Fermi tutti, in quanti abbiamo esitato nell’ascoltare il nuovo A Tribe Called Quest? Siamo in tanti. Se provassimo a urlare “Can I Kick iiit” nello stesso istante non riusciremmo neanche ad avvicinarci al rumore che emette We Go it from Here… Thank You 4 Your service. Non a caso, si tratta un album eloquente in ambito black music e cultura popolare (con dentro anche i bianchi), che fa da sponda al Black Messiah D’Angelo e ai i più recenti richiami alla collettività del prigioniero incazzato ai Grammy Kendrick Lamar e di chi lo ha detto al Superbowl, Beyoncé.

Cosa hanno in comune questi artisti è il bisogno di dover parlare per una nazione, una comunità, per gli infiniti #sayhisname #sayhername uccisi fatalmente dalla polizia, e di farlo con la stessa attitudine con cui il movimento di liberazione di colore #blacklivesmatter è emerso nella scena nazionale americana, diventando da traino per dibattiti su tematiche razziali e disuguaglianza. Si pensi che durante il caso Ferguson i social media americani bianchi parlavano di notizie ‘bianche’ per più del 90%, dimostrando la difficoltà nell’approccio alla questione, unita all’indecisione nel rendere pubblica o meno la notizia già sotto gli occhi di tutti.

Insomma, Trump o non Trump, della satira amara di ATCQ ne avevamo bisogno come il pane, e questo ultimo e definitivo album sposta il rap verso le sue vere radici politiche, rendendolo uno strumento di comunicazione quasi inevitabile per il contesto storico attuale. Così Q-Tip invoca gli ideali simbolo della nuova generazione di Dis Generation, lasciando il testimone ad artisti come Lamar, Joey Badass, Earl Sweatshirt, per aver a loro modo incarnato gli ideali hip hop ispirati alla cultura afro-americana e nascosta nell’attivismo sociale del soul.

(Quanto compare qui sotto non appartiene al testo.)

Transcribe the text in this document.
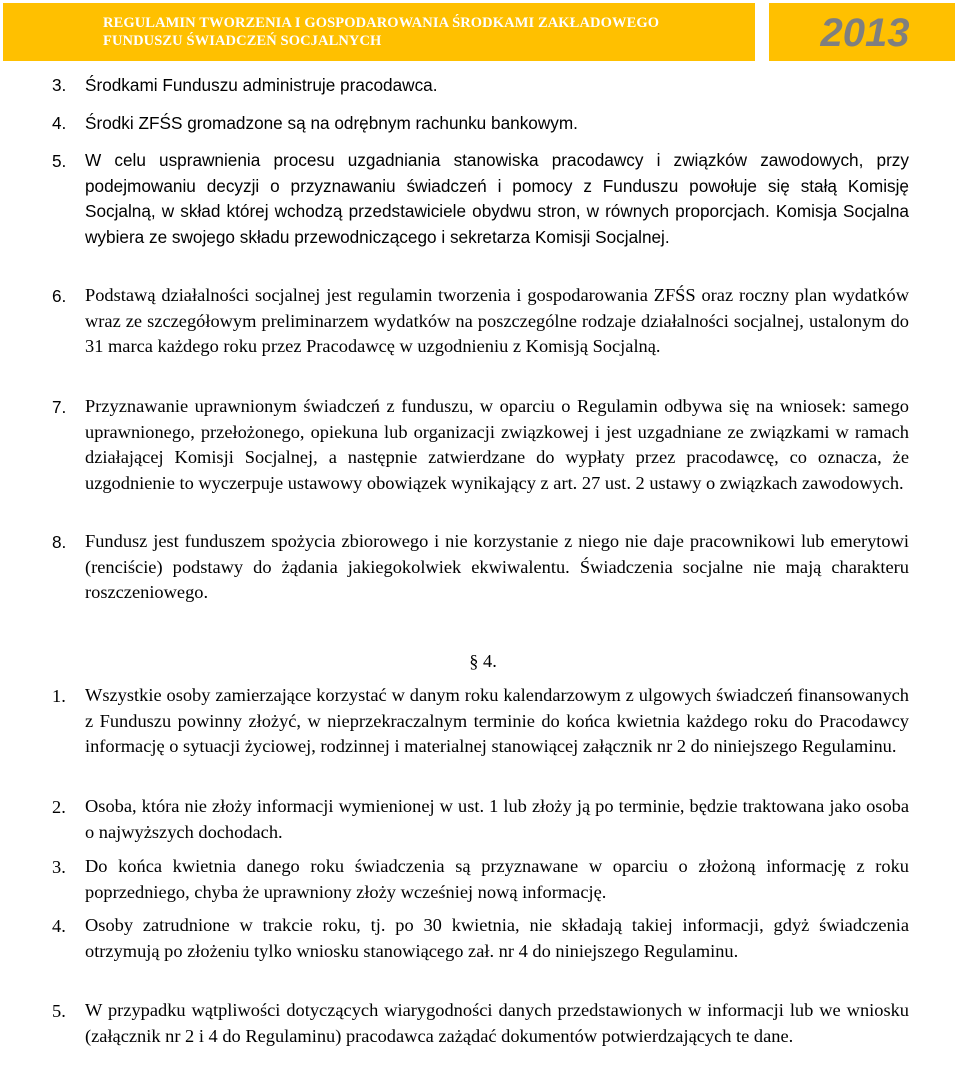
REGULAMIN TWORZENIA I GOSPODAROWANIA ŚRODKAMI ZAKŁADOWEGO
FUNDUSZU ŚWIADCZEŃ SOCJALNYCH	2013
3. Środkami Funduszu administruje pracodawca.
4. Środki ZFŚS gromadzone są na odrębnym rachunku bankowym.
5. W celu usprawnienia procesu uzgadniania stanowiska pracodawcy i związków zawodowych, przy podejmowaniu decyzji o przyznawaniu świadczeń i pomocy z Funduszu powołuje się stałą Komisję Socjalną, w skład której wchodzą przedstawiciele obydwu stron, w równych proporcjach. Komisja Socjalna wybiera ze swojego składu przewodniczącego i sekretarza Komisji Socjalnej.
6. Podstawą działalności socjalnej jest regulamin tworzenia i gospodarowania ZFŚS oraz roczny plan wydatków wraz ze szczegółowym preliminarzem wydatków na poszczególne rodzaje działalności socjalnej, ustalonym do 31 marca każdego roku przez Pracodawcę w uzgodnieniu z Komisją Socjalną.
7. Przyznawanie uprawnionym świadczeń z funduszu, w oparciu o Regulamin odbywa się na wniosek: samego uprawnionego, przełożonego, opiekuna lub organizacji związkowej i jest uzgadniane ze związkami w ramach działającej Komisji Socjalnej, a następnie zatwierdzane do wypłaty przez pracodawcę, co oznacza, że uzgodnienie to wyczerpuje ustawowy obowiązek wynikający z art. 27 ust. 2 ustawy o związkach zawodowych.
8. Fundusz jest funduszem spożycia zbiorowego i nie korzystanie z niego nie daje pracownikowi lub emerytowi (renciście) podstawy do żądania jakiegokolwiek ekwiwalentu. Świadczenia socjalne nie mają charakteru roszczeniowego.
§ 4.
1. Wszystkie osoby zamierzające korzystać w danym roku kalendarzowym z ulgowych świadczeń finansowanych z Funduszu powinny złożyć, w nieprzekraczalnym terminie do końca kwietnia każdego roku do Pracodawcy informację o sytuacji życiowej, rodzinnej i materialnej stanowiącej załącznik nr 2 do niniejszego Regulaminu.
2. Osoba, która nie złoży informacji wymienionej w ust. 1 lub złoży ją po terminie, będzie traktowana jako osoba o najwyższych dochodach.
3. Do końca kwietnia danego roku świadczenia są przyznawane w oparciu o złożoną informację z roku poprzedniego, chyba że uprawniony złoży wcześniej nową informację.
4. Osoby zatrudnione w trakcie roku, tj. po 30 kwietnia, nie składają takiej informacji, gdyż świadczenia otrzymują po złożeniu tylko wniosku stanowiącego zał. nr 4 do niniejszego Regulaminu.
5. W przypadku wątpliwości dotyczących wiarygodności danych przedstawionych w informacji lub we wniosku (załącznik nr 2 i 4 do Regulaminu) pracodawca zażądać dokumentów potwierdzających te dane.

They are extensions of instinctual soul

Come 18 anni fa, così adesso, We got it from Here… Thank You 4 Your service suona come uno stereo a cassette posizionato in una strada dell’ormai gentrificato Queens di New York, come uno slogan, un ringraziamento speciale a chi ha lasciato una traccia indelebile nella musica e ha dato vita ad una vera rivoluzione per le nostre orecchie pensanti. Caro Phife, ci mancheranno i tuoi battibecchi con Q-Tip, il tuo modo di fare rap, e quella strana alchimia che riesci solo tu a creare tra liriche e beat, a partire dall’inno generazionale di We the People…. dove Tip parla di poliziotti in modalità killing-off-young-nigga e persone intrappolate nel ghetto come pesci in una sfera di vetro, mentre tu con il tuo estro paragoni l’incapacità dei media nel riconoscere la musica realmente impegnata con quella di un lanciatore che non sa come colpire la palla con una mazza da baseball.

Ci mancherà anche la tua capacità di leggere nel futuro, come fai nella struggente Conrad Tokyo insieme a Kendrick Lamar,

CNN and all this shitgwaan yo, move with the fuckery
Trump and the SNL hilarity

dove butti merda sulla qualità dell’informazione della CNN pre votazioni, e sul Saturday Night Live che sceglie come protagonista di una commedia lo stesso Trump. Fatalità ha voluto che i primi ospiti a salire sul palco del SNL dell’era Trump siano stati proprio gli A Tribe Called Quest.

Non so da quale letto avrai scritto queste parole. E poi mi chiedo come hai potuto mantenere questa lucidità nella sofferenza del tuo diabete curato, per motivi economici, solo parzialmente. Anche se hai perso una parte delle registrazioni dell’album a casa di Q-Tip, quando c’eri tutto era come ai vecchi tempi, come conferma Busta Rhymes. Sappi che gli ospiti, da Lamar ad Anderson .Paak, da André 3000 a Jack White, da Kanye WestElton John, suonano e rappano quasi per tua devozione e per questa nuova e ultima produzione iconica. Lo fanno con quel nodo alla gola che testimonia l’enorme influenza che il nome ATCQ avuto su ognuno di loro, su Kanye in particolare, che li spinge ad interrogarsi sui nostri ideali (Solid Wall of Sound), sul ribrezzo verso le troppe ingiustizie (The Killing Season) e ad avere la voglia di rimettersi in discussione (Kids…) per poi trovarsi smarriti e chiedere indicazioni (Movin’ Backwards).

Non è un sogno lucido o un vortice spazio temporale o un’altra di quelle operazione nostalgia. C’è bisogno di dirlo a gran voce: questo album esiste davvero.

Tracce consigliate: Dis Generation, We The People…., Conrad Tokyo.